In one dimension we can think of the discretized function as a vector with $N$ entries. The Laplacian, with periodic boundary conditions, is then the matrix \begin{equation} \Delta_L = \left( \begin{smallmatrix} 2 & -1 & 0 & 0 & \cdots & 0 & -1 \\ -1 & 2 & -1 & 0 & \cdots & 0 & 0 \\ 0 & -1 & 2 & -1 & \cdots & 0 & 0 \\ 0 & 0 & -1 & 2 & \cdots & 0 & 0 \\ \vdots & \vdots & \vdots & \vdots & \ddots & \vdots & \vdots \\ 0 & 0 & 0 & 0 & \cdots & 2 & -1 \\ -1 & 0 & 0 & 0 & \cdots & -1 & 2 \end{smallmatrix} \right). \end{equation} The zero mode is the constant vector $\phi_0 = (1, \dots, 1)$ and the highest frequency mode is the alternating vector $\phi_4 = (1, -1, 1, -1, \dots, -1)$ whose eigenvector is $4$. Hence there are $N$ eigenvalues in the range $p_j^2 \in [0,4]$. A computation yields \begin{equation} p_j^2 = 4 \sin^2\left(\tfrac{\pi j}{N}\right) ,\quad j \in \{0, \dots, N-1\}. \end{equation}

\subsubsection{Lattice Laplacian in 2D}

The 2-dimensional eigenfunctions on the $N\times N$ square lattice are \begin{equation} \phi_{ij}(x,y) = \phi_i(x) \phi_j(y) \end{equation} so there are $N^2$ eigenvalues \begin{equation} p^2_{i} = 4 \sin\left(\tfrac{\pi i}{N}\right) + 4 \sin\left(\tfrac{\pi j}{N}\right) ,\quad i, j \in \{0, \dots, N-1\}. \end{equation} Hence, the lattice approximation to the divergent tadpole integral is \begin{equation} T_L = \frac{1}{N^2} \sum_{i,j = 0}^{N-1} \frac{1}{ m_L^2 + 4 \sin\left(\tfrac{\pi i}{N}\right) + 4 \sin\left(\tfrac{\pi j}{N}\right) } \end{equation} A bit of complex analysis shows that the large volume limit $N\to \infty$ exists.
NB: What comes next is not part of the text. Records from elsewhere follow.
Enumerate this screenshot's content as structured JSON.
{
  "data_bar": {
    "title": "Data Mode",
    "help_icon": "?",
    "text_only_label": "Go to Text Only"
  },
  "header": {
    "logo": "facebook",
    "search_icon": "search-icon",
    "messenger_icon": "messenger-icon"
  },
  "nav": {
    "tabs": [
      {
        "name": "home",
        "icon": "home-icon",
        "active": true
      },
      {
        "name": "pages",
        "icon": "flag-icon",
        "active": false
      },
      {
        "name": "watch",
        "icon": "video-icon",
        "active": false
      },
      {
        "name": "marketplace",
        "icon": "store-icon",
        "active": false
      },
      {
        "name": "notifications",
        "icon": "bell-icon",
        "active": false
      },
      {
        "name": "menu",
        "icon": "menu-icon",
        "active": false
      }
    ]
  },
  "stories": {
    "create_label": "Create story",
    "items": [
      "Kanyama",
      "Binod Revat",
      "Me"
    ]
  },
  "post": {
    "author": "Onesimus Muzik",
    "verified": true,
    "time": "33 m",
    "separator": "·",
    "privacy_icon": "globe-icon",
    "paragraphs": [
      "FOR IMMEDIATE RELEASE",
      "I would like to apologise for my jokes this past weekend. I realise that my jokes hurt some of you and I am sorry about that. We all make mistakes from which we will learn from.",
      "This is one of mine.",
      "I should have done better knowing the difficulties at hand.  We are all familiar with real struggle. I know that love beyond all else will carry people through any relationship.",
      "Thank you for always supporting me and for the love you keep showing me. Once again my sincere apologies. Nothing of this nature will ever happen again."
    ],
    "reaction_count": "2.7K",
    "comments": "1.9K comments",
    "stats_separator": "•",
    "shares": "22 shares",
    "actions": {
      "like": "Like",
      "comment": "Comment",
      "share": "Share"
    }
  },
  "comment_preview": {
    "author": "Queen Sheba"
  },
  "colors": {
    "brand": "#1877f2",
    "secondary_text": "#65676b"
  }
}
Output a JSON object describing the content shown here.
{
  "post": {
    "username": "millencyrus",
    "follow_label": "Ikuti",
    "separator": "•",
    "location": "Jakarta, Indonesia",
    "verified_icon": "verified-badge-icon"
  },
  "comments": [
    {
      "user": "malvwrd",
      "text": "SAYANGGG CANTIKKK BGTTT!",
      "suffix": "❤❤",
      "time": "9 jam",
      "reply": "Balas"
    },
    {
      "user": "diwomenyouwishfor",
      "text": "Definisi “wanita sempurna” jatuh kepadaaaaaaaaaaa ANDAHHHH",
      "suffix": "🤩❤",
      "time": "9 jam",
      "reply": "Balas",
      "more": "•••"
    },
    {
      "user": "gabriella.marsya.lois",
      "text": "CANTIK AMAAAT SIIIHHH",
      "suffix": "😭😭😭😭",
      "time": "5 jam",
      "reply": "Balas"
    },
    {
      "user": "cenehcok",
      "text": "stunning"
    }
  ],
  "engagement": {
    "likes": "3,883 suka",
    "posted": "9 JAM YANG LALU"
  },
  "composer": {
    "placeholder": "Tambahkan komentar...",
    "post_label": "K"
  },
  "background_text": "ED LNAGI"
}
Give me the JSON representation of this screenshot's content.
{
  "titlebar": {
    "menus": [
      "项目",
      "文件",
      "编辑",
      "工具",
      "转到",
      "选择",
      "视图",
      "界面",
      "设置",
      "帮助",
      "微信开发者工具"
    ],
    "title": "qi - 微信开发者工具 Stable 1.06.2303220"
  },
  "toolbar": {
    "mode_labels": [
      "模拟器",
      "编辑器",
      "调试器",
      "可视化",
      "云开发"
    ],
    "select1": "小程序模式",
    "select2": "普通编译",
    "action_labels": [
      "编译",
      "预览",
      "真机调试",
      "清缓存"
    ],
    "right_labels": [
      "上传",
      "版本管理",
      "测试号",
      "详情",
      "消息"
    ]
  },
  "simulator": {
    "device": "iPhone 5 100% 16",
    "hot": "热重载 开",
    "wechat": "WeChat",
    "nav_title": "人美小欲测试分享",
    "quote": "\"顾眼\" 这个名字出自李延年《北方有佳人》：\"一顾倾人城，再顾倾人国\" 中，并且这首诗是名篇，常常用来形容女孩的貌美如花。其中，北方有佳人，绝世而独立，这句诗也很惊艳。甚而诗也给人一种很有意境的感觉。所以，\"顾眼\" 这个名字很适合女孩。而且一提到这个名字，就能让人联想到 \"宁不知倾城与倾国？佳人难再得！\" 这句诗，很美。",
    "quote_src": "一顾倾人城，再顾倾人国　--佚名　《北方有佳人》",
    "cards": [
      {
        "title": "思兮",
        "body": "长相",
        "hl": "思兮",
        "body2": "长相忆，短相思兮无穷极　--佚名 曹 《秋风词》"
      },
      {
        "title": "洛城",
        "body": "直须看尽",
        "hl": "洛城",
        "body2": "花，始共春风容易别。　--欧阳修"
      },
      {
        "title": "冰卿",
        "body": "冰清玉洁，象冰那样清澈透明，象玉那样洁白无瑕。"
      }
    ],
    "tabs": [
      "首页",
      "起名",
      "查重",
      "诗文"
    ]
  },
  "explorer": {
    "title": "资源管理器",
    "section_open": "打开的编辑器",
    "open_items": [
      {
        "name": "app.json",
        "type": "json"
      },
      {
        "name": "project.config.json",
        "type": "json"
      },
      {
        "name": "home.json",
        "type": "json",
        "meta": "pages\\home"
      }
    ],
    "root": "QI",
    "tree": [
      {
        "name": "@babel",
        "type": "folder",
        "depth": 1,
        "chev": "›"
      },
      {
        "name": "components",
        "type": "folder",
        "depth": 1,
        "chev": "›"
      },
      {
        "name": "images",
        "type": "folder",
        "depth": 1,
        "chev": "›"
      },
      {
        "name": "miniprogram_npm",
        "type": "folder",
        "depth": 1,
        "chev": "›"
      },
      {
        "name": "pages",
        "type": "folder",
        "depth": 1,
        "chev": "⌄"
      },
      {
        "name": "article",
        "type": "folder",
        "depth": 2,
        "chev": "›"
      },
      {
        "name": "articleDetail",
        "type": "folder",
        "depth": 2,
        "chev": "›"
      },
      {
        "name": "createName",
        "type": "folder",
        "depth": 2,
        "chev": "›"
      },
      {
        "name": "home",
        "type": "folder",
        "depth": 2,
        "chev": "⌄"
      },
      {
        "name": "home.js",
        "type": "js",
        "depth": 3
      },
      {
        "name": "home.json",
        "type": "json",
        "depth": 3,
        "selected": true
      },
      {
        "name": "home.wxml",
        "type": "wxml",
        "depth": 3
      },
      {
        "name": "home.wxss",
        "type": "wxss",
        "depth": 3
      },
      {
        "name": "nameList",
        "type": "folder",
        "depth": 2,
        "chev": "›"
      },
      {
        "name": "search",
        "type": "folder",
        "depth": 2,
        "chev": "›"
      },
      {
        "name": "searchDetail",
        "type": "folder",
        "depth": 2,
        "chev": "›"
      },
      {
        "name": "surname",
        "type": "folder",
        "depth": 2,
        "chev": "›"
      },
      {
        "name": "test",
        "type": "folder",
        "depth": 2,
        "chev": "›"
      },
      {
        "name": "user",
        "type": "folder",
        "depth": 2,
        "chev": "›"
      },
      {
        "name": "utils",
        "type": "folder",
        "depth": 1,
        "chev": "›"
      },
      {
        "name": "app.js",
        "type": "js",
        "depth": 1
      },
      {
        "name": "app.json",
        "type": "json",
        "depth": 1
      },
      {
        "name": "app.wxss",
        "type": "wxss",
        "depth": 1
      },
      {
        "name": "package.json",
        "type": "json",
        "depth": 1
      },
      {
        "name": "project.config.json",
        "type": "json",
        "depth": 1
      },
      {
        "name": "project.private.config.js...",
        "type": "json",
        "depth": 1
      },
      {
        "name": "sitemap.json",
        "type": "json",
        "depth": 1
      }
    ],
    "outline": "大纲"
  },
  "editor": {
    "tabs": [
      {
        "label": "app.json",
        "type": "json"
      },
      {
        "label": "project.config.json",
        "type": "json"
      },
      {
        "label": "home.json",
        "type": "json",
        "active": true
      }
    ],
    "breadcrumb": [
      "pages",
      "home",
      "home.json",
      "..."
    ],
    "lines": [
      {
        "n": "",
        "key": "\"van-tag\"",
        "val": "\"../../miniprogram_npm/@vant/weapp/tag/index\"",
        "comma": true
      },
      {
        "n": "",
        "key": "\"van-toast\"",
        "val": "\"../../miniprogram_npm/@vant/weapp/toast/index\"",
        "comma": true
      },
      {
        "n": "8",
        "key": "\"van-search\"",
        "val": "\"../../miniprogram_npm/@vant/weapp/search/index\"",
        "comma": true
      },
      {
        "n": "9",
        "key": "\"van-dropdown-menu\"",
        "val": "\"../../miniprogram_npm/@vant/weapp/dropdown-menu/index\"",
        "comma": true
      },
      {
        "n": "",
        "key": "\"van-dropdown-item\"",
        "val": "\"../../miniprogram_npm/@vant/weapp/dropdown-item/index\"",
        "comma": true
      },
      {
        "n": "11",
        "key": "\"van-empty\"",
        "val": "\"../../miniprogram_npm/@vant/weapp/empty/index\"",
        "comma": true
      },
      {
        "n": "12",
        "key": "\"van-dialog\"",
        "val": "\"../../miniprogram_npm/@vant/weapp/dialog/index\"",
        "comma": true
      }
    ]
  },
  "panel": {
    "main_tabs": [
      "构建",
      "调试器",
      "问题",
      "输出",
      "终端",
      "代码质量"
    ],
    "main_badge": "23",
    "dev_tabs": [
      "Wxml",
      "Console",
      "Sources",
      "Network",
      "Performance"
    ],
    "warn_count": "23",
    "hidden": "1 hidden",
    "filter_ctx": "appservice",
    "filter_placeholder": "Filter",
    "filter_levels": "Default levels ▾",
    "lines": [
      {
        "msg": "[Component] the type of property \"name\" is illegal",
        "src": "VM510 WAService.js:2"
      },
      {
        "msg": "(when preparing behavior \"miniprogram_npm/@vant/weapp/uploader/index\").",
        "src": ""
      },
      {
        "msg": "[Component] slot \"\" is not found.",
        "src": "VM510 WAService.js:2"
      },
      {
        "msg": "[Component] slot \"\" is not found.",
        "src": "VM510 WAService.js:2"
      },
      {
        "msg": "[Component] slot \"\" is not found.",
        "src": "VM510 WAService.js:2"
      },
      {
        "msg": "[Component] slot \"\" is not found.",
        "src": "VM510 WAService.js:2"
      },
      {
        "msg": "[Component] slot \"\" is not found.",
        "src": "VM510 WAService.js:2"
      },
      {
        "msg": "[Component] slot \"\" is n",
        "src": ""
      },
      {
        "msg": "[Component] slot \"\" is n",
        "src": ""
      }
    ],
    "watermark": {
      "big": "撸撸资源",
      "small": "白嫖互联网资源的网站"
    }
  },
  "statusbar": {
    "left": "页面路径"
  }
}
With some more work one can show that \begin{equation} \lim_{N\to \infty} T_L = \int_0^\infty e^{-m_L^2 t} \left( e^{-2t} I_0(2t) \right)^2 = \frac{2}{(4+m_L^2)\pi} K\big(\tfrac{4}{4+m_L^2}\big) \end{equation} where $I_0$ is the Bessel function and $K$ is the elliptic integral of the first kind. In the lattice literature you can usually find only the semidefinite integral, though it is not as convenient as the closed form for actually evaluating $T_L$. Also, note that we haven’t done the continuum limit $a\to 0$ yet. In that limit, $m_L^2 = m^2 a^2 \to 0$ which diverges because $K$ has a simple pole at $K(1)$. This is of course necessary to reproduce the divergence in the field theory. In other words, this is the lattice analog to the divergence of $T$ in the dimension $d\to 2$ limit in dimensional regularization.
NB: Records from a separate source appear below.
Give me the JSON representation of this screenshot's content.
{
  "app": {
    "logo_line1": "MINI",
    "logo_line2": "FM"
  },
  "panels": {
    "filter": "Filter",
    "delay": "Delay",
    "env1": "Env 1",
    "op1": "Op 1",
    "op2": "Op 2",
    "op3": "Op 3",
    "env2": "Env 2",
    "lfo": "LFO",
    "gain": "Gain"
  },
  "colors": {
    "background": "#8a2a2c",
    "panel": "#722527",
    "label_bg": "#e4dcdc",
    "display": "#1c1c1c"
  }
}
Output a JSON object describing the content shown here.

To renormalize the lattice values we need to pick a suitable renormalization prescription. We also want it to satisfy two physical requirements:

- The renormalization prescription should distinguish the two phases, because that is what we are interested in. But just looking at the $1/\Gamma^{(2)}$ limit as $k\to 0$ does not, in the zero momentum limit the field just sits around the minimum. Both the symmetry-preserving and symmetry-breaking mimimum look locally the same, so our renormalization prescription should include non-zero momenta.
- The renormalization prescription should be convenient for lattice calculations.
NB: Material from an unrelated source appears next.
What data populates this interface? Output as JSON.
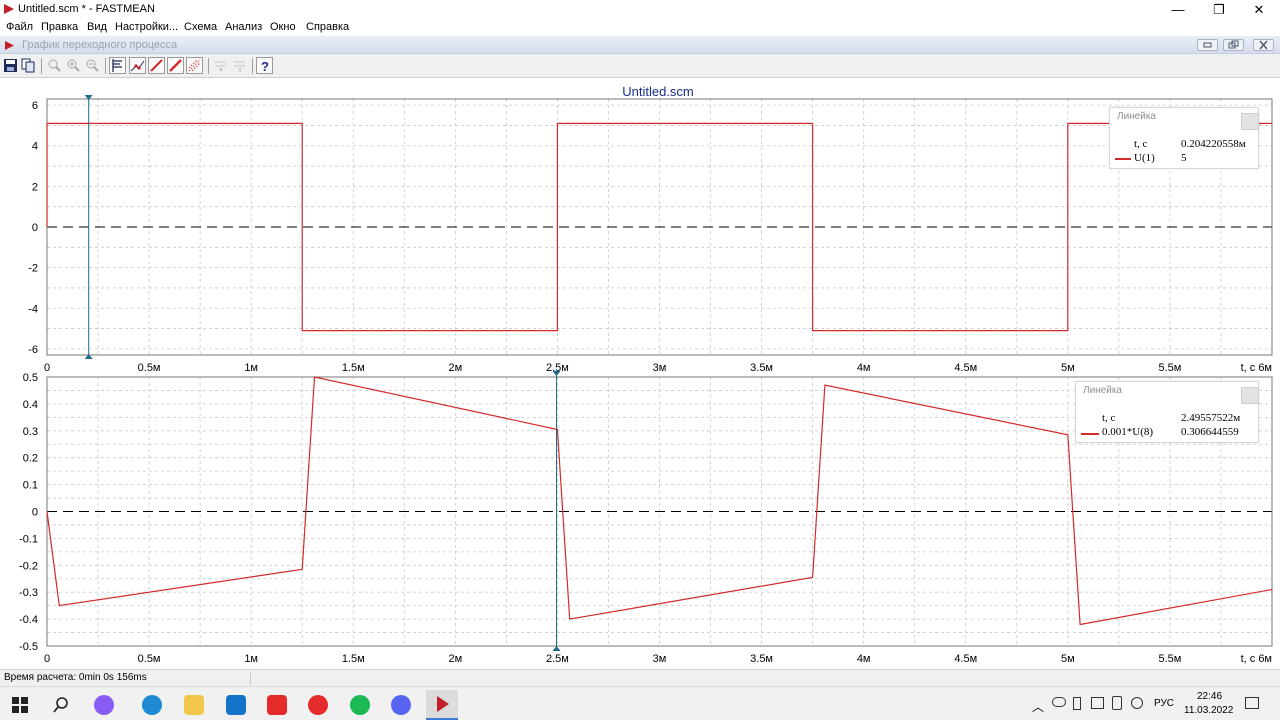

The solution to both of these requirements is to take $T_L$ as the
counterterm,
\begin{equation}
\label{eq:2dphi4bare}
\begin{split}
m^2_{L, \text{bare}} =&\; m_L^2 – \frac{\lambda_L}{2} T_L(m^2_L)
\\
\lambda_{L, \text{bare}} =&\; \lambda_L
\end{split}
\end{equation}
In the lattice simulation, we necessarily picked *bare* values
for the parameters by hand. Also, note that the lattice code used
$\frac{1}{4}\lambda \phi^4$ instead of $\frac{1}{4!}\lambda \phi^4$ as
interaction term, this leads to extra factors of $6$ below. Using the
$\frac{}{4!}$ convention, the transition line was numerically around
\begin{equation}
m^2_{L,\text{bare}} \approx -1.27
,\quad
\lambda_{L, \text{bare}} \approx 6.0.
\end{equation}
To get the physical parameters, we have to numerically invert
eq.~\eqref{eq:2dphi4bare}, which yields
\begin{equation}
m_L^2 \approx 0.0980
,\quad
\lambda_L \approx 6.0
.
\end{equation}
We now take the continuum limit while staying on the transition
line. In the $m_L^2$ vs. $\lambda_L$ plane, the transition is almost
on a line. The physically interesting values is the slope at the
origin, which defines the *critical value*
\begin{equation}
f = \lim_{a=0}
\frac{\lambda_L}{6 m^2_L}
\approx
10.8
\end{equation}

Up to $O(\lambda^2)$, the Feynman rules including the counterterm yield

- Tree level propagator $\frac{1}{k^2+m^2}$,
- At $O(\lambda)$: Tadpole + counterterm.
- Four one-particle reducible diagrams, and
- Three one-particle irreducible diagrams.

By one-particle irreducible diagram (1PI) we mean any diagram that can not be disconnected by cutting a single internal line. Like the disconnected diagrams, the one-particle reducible diagrams are again a type of diagram that we have to add up to get the correlation function, but that really is just a combination of lower-order diagrams and does not present any real difficulty. In particular, up to a factor of the external propagator $\frac{1}{k^2+m^2}$, the sum of the four one-particle reducible diagrams is just the square of tadpole and counterterm.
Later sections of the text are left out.